Coin Toss Probability Formula

Example 1: If a coin is tossed thrice, what is the probability of getting at least two tails?

Solution:

When a coin is tossed thrice, the possible outcomes are {HHH, TTT, HHT, HTH, THH, HTT, TTH, THT}

Total number of outcomes is 8.

The number of desired outcomes of getting two tails is {HTT, TTH, THT, TTT}

The count for the number of favorable outcomes is 4.
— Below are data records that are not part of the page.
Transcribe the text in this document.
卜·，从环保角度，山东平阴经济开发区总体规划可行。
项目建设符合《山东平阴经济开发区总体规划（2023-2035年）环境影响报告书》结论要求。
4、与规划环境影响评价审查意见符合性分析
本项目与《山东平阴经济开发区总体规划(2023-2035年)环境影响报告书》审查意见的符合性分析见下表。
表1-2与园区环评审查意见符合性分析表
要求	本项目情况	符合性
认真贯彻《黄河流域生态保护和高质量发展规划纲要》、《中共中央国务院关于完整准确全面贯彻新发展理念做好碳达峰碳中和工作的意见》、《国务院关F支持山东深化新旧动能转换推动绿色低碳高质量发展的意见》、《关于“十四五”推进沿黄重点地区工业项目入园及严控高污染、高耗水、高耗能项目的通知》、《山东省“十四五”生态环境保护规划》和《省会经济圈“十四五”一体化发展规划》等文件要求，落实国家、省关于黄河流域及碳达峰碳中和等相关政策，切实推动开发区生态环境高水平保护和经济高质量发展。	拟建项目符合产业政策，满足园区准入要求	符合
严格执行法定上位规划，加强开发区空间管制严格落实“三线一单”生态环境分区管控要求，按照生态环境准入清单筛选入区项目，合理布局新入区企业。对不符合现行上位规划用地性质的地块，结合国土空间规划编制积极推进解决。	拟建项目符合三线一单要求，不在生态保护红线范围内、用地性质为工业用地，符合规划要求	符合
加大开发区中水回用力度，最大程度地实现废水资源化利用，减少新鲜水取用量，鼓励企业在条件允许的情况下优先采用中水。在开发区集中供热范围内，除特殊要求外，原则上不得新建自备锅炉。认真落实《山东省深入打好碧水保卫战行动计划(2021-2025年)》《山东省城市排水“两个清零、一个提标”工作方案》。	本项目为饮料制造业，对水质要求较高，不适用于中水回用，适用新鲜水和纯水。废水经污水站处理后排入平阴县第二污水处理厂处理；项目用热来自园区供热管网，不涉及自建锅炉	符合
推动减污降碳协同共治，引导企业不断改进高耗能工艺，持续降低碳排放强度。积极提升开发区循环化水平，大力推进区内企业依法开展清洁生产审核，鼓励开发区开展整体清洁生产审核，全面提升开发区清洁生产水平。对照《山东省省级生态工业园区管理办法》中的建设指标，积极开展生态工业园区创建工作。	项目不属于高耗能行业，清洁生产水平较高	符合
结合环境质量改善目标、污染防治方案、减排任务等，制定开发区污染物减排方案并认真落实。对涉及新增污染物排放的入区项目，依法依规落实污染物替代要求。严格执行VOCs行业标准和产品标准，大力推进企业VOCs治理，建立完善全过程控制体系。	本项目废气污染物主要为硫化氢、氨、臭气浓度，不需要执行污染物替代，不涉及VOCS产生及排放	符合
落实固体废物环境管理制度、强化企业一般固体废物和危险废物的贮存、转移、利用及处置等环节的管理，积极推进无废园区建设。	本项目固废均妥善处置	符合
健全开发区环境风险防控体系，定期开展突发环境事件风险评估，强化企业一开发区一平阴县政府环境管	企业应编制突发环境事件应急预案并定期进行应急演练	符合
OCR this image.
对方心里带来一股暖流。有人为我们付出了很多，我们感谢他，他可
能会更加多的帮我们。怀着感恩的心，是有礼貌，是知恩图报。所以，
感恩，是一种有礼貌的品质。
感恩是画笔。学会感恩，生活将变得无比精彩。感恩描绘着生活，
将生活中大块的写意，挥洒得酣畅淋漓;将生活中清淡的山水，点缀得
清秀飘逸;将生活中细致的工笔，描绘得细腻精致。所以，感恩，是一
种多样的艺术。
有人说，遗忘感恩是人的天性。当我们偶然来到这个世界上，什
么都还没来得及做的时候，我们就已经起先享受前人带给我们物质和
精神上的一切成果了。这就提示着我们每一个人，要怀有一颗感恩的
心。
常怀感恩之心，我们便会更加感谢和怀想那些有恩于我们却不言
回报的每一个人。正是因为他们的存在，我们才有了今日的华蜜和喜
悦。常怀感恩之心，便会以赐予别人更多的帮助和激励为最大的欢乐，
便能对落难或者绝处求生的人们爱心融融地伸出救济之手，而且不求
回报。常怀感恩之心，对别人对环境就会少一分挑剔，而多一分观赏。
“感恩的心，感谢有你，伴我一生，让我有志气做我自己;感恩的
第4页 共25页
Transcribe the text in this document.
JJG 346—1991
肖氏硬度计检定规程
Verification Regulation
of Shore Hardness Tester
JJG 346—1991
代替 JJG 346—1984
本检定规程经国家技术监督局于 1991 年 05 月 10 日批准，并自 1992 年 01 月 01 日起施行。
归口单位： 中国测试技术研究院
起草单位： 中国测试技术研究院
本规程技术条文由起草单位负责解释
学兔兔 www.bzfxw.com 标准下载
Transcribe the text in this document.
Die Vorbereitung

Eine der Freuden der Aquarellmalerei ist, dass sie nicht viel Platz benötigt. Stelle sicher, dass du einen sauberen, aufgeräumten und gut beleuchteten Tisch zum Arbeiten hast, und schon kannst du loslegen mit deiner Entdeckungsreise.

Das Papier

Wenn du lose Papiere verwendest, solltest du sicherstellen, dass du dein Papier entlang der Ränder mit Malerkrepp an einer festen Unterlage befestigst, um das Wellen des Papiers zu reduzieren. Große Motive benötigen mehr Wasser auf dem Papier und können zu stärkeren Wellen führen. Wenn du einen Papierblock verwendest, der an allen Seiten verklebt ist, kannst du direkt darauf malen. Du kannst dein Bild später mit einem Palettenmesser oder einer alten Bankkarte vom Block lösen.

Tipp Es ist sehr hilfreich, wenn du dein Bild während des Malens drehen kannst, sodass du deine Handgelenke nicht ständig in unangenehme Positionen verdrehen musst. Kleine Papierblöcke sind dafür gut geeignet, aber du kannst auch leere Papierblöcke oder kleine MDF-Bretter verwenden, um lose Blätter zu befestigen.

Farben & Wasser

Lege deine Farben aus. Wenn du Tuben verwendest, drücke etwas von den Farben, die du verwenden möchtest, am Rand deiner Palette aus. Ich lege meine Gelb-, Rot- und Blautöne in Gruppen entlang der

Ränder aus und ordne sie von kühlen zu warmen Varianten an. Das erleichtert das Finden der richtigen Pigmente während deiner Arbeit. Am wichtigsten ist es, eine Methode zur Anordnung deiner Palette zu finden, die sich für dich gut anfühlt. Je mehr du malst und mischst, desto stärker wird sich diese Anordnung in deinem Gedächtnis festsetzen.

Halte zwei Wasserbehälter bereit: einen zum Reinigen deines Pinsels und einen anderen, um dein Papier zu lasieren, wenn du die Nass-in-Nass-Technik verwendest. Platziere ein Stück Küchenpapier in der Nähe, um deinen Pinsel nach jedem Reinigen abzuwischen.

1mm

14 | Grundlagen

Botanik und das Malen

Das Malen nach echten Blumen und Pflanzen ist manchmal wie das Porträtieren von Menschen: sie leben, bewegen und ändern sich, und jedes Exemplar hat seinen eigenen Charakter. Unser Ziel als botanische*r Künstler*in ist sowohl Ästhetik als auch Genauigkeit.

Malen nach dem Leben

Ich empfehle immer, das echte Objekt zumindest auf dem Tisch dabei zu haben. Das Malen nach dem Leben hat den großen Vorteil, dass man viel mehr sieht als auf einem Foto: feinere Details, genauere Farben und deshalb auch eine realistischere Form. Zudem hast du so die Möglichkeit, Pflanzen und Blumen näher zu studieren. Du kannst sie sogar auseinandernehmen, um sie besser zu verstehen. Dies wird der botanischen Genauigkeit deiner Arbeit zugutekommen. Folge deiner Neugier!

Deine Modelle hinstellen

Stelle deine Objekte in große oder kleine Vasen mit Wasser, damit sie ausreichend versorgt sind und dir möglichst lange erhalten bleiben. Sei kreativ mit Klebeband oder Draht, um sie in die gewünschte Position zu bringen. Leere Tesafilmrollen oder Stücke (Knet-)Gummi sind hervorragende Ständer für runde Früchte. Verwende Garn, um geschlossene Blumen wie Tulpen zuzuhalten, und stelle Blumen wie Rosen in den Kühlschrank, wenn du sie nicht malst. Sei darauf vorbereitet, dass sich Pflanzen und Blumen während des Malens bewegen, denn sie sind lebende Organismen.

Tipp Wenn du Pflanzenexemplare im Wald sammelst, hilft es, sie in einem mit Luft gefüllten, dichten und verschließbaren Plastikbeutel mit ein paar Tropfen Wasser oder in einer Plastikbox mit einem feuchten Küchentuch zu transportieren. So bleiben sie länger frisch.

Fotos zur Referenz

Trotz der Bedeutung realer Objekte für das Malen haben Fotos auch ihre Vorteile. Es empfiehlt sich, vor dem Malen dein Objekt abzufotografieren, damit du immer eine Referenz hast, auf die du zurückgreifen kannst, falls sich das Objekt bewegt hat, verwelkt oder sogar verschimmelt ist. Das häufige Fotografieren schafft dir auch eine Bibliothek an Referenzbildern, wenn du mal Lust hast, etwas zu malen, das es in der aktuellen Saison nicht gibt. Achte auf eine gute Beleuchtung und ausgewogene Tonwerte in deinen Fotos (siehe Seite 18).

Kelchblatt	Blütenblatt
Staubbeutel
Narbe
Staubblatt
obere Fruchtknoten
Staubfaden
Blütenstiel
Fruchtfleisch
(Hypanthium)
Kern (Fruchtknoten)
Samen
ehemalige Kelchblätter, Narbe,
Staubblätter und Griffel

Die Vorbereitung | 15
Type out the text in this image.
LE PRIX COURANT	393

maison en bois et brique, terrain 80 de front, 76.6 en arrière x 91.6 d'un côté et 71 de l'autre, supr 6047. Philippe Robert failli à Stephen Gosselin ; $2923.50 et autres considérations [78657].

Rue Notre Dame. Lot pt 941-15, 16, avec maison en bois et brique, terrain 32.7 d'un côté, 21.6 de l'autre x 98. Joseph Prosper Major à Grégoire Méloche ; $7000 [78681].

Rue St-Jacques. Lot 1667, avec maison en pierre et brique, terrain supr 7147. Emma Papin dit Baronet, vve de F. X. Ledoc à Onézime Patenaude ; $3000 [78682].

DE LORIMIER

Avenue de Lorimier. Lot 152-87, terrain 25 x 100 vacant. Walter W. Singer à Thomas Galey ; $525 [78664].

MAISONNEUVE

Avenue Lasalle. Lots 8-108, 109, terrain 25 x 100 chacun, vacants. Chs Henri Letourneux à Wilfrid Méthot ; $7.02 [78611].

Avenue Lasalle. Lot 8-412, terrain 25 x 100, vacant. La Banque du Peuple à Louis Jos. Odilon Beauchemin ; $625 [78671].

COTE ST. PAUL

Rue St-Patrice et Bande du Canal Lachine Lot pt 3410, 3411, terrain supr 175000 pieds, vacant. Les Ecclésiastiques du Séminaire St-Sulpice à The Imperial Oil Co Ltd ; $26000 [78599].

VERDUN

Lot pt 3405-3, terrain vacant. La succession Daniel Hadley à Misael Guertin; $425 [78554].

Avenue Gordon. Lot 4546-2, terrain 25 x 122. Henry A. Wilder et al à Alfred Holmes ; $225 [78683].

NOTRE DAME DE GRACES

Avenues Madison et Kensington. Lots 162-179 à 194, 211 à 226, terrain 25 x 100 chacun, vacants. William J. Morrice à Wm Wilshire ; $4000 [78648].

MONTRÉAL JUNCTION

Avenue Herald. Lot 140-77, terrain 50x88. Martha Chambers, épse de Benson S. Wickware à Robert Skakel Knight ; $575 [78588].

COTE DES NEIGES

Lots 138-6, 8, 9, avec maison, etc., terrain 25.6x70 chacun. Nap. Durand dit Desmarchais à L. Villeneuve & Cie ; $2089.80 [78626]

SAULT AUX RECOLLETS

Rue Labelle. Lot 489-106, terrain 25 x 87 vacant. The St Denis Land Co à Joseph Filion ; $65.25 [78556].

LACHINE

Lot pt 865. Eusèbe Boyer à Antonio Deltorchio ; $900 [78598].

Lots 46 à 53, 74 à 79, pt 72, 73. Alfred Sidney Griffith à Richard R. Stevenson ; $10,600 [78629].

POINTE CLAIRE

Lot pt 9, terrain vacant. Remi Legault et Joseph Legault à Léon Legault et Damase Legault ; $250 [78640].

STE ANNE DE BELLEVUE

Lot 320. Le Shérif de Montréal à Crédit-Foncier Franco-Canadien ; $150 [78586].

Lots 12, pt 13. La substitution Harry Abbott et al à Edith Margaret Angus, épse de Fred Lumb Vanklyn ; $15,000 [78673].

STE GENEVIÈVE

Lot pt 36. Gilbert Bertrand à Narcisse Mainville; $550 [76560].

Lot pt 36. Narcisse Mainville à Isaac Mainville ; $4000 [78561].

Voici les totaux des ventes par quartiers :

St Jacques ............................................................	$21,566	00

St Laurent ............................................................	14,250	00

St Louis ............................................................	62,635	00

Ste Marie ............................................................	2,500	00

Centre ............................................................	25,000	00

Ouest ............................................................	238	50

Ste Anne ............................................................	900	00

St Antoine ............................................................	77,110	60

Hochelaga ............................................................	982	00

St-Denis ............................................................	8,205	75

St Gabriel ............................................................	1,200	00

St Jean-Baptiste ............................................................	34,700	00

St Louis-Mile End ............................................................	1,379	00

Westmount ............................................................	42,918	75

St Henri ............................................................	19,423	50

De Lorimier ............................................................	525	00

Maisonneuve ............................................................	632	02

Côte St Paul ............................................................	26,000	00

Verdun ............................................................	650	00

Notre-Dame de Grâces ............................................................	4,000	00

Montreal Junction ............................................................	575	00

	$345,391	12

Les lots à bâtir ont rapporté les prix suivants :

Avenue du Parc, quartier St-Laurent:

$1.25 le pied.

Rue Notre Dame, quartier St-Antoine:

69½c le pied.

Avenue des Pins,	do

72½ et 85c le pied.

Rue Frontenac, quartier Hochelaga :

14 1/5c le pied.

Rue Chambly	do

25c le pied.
Thus, the probability of getting at least two tails = \(\frac{Number~of~favorable~outcomes}{Total~number~of~outcomes}\)

= \(\frac{4}{8}\)

= \(\frac{1}{2}\)

The probability of getting at least two tails is \(\frac{1}{2}\).

Example 2: What is the probability of getting at least one heads when two coins are tossed simultaneously?

Solution:

When two coins are tossed, the possible outcomes will be {HH, TT, HT, TH}.

Hence, the total number of possible outcomes = 4

The number of desirable outcomes for getting at least one heads will be {HT, TH} outcomes.

Thus, the number of favorable outcomes = 2

Hence, the probability of getting at least one heads = \(\frac{Number~of~favorable~outcomes}{Total~number~of~outcomes}\)

= \(\frac{2}{4}\)

= \(\frac{1}{2}\)

The probability of getting at least one heads is \(\frac{1}{2}\).

Example 3: What is the probability of getting the same face when a coin is tossed twice?

Solution:

When two coins are tossed, the possible outcomes will be {HH, TT, HT, TH}.

Thus, the total number of outcomes = 4

The desirable outcomes of the same face will be {HH, TT}

Number of desirable outcomes = 2

Thus the probability of getting the same face = \(\frac{Number~of~favorable~outcomes}{Total~number~of~outcomes}\)

= \(\frac{2}{4}\)

= \(\frac{1}{2}\)

Thus, the probability of getting the same face is \(\frac{1}{2}\).